Other things you can do (in addition to choosing an appropriate diameter) to minimize exhaust backpressure in a turboback exhaust are: avoid crush-bent tubes (use mandrel bends); avoid tight-radius turns (keep it as straight as possible); avoid step changes in diameter; avoid "cheated" radii (cuts that are non-perpendicular); use a high flow cat; use a straight-thru perforated core muffler... etc.”

"Comparing the two bellmouth designs, I've never seen either one so I can only speculate. But based on your description, and assuming neither of them have a divider wall/tongue between the turbine discharge and wg dump, I'd venture that you'd be hard pressed to measure a difference between the two. The more gradual taper intuitively appears more desirable, but it's likely that it's beyond the point of diminishing returns. Either one sounds like it will improve the wastegate's discharge coefficient over the stock config, which will constitute the single biggest difference. This will allow more control over boost creep. Neither is as optimal as the divorced wastegate flow arrangement, however.

There's more to it, though-- if a larger bellmouth is excessively large right at the turbine discharge (a large step diameter increase), there will be an unrecoverable dump loss that will contribute to backpressure. This is why a gradual increase in diameter, like the conical diffuser mentioned earlier, is desirable at the turbine discharge.

As for primary lengths on turbo headers, it is advantageous to use equal-length primaries to time the arrival of the pulses at the turbine equally and to keep cylinder reversion balanced across all cylinders. This will improve boost response and the engine's VE. Equal-length is often difficult to achieve due to tight packaging, fabrication difficulty, and the desire to have runners of the shortest possible length.”

"Here's a worked example (simplified) of how larger exhausts help turbo cars:

Say you have a turbo operating at a turbine pressure ratio (aka expansion ratio) of 1.8:1. You have a small turboback exhaust that contributes, say, 10 psig backpressure at the turbine discharge at redline. The total backpressure seen by the engine (upstream of the turbine) in this case is:

(14.5 +10)*1.8 = 44.1 psia = 29.6 psig total backpressure

so here, the turbine contributed 19.6 psig of backpressure to the total.

Now you slap on a proper low-backpressure, big turboback exhaust. Same turbo, same boost, etc. You measure 3 psig backpressure at the turbine discharge. In this case the engine sees just 17 psig total backpressure! And the turbine's contribution to the total backpressure is reduced to 14 psig (note: this is 5.6 psig lower than its contribution in the "small turboback" case).

So in the end, the engine saw a reduction in backpressure of 12.6 psig when you swapped turbobacks in this example.

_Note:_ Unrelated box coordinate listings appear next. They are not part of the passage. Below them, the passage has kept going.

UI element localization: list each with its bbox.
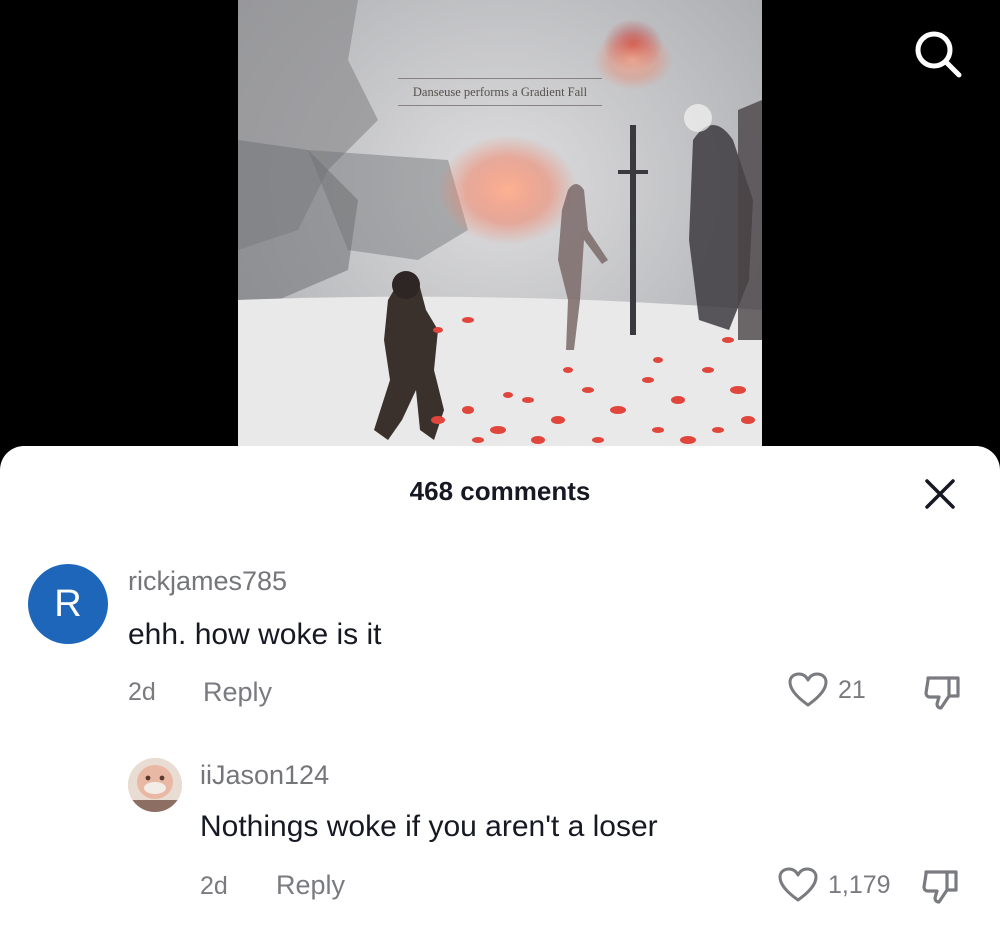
- like-count: 1,179: [828, 870, 891, 899]
- thumbs-down-icon: [922, 870, 958, 904]
- comment-text: Nothings woke if you aren't a loser: [200, 810, 658, 843]
- like-count: 21: [838, 675, 866, 704]
- video-player[interactable]: Danseuse performs a Gradient Fall: [0, 0, 1000, 460]
- search-icon: [915, 31, 962, 78]
- video-frame[interactable]: Danseuse performs a Gradient Fall: [238, 0, 762, 460]
- comment-timestamp: 2d: [200, 872, 228, 900]
- dislike-button[interactable]: [918, 864, 962, 908]
- close-icon: [925, 479, 955, 509]
- reply-button[interactable]: Reply: [203, 677, 272, 708]
- comments-count-title: 468 comments: [409, 476, 591, 506]
- comment-timestamp: 2d: [128, 678, 156, 706]
- like-button[interactable]: 21: [788, 672, 866, 708]
- comments-sheet: 468 comments R rickjames785 ehh. how wok…: [0, 446, 1000, 932]
- heart-icon: [778, 867, 818, 902]
- avatar-initial: R: [54, 582, 82, 625]
- heart-icon: [788, 672, 828, 707]
- comment-username[interactable]: iiJason124: [200, 760, 329, 791]
- search-button[interactable]: [906, 22, 970, 86]
- like-button[interactable]: 1,179: [778, 867, 891, 903]
- comment-username[interactable]: rickjames785: [128, 566, 287, 597]
- reply-button[interactable]: Reply: [276, 870, 345, 901]
- avatar[interactable]: R: [28, 564, 108, 644]
- close-button[interactable]: [918, 472, 962, 516]
- game-scene-illustration: [238, 0, 762, 460]
- game-event-caption: Danseuse performs a Gradient Fall: [398, 78, 602, 106]
- comment-text: ehh. how woke is it: [128, 618, 382, 651]
- thumbs-down-icon: [924, 676, 960, 710]
- avatar-photo: [128, 758, 182, 812]
- dislike-button[interactable]: [920, 670, 964, 714]
- avatar[interactable]: [128, 758, 182, 812]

This reduction in backpressure is where all the engine's VE gains come from.

This is why larger exhausts make such big gains on nearly all stock turbo cars-- the turbine compounds the downstream backpressure via its expansion ratio. This is also why bigger turbos make more power at a given boost level-- they improve engine VE by operating at lower turbine expansion ratios for a given boost level.

As you can see, the backpressure penalty of running a too-small exhaust (like 2.5" for 350 hp) will vary depending on the match. At a given power level, a smaller turbo will generally be operating at a higher turbine pressure ratio and so will actually make the engine more sensitive to the backpressure downstream of the turbine than a larger turbine/turbo would.